Ich denke mir, sie bleibt bei ihrer Cousine, hilft der Schwangeren und als die Hilfe nicht mehr benötigt wird, geht sie zurück. Gebet und Arbeit! Nicht getrennt, sondern im Alltag.
Da muss ich an eine Begegnung vor wenigen Tagen auf dem Freiburger Münstermarkt denken. Vor mir mit dem Fahrrad und einem Fahrradhelm über dem Schwesternschleier steht die Leiterin des Hospizes in Freiburg. Sie strahlt mich an, voll beladen mit Gemüse, Blumen und was weiß ich. Inmitten der Hektik des Morgens steht sie da und erzählt mir, dass sie jetzt ins Hospiz fährt, voller Freude, und sie nur noch schnell einkaufen wollte, damit auch die Sterbenden dort an Blumen und Dekoration erfahren: Es ist Advent!
In diesem kurzen Gespräch, in dem es um die Menschen geht, die sterben werden, wo es um ihre Arbeit geht, umgeben von Trauer, Angst, Tränen und Abschied – bin ich einfach fasziniert von ihrer positiven Grundhaltung. Sie steigt auf ihr Rad und ist weg – ich bleib im Trudel stehen und bin schlicht weg neu überwältigt.

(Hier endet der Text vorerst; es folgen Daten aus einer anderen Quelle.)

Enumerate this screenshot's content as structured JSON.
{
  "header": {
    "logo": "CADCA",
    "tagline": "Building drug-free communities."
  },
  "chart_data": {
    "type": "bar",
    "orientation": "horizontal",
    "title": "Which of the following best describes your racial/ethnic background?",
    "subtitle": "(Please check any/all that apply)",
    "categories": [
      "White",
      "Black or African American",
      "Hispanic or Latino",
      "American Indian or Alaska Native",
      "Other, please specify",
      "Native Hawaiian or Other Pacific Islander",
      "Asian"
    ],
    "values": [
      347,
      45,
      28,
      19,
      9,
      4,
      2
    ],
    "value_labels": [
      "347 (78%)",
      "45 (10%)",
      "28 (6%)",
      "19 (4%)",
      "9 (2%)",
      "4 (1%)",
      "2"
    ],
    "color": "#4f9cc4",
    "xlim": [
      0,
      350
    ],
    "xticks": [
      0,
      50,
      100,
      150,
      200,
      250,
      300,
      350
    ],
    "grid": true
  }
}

Schwester Miriana und ihr Team im Hospiz in Freiburg stehen für mich für die vielen großartigen Menschen, die einfach da sind, in den Momenten in denen es ums Sterben geht. Das ist für manche eventuell nicht das schönste Thema, zwei Tage vor Heilig Abend, aber es ist die Wirklichkeit.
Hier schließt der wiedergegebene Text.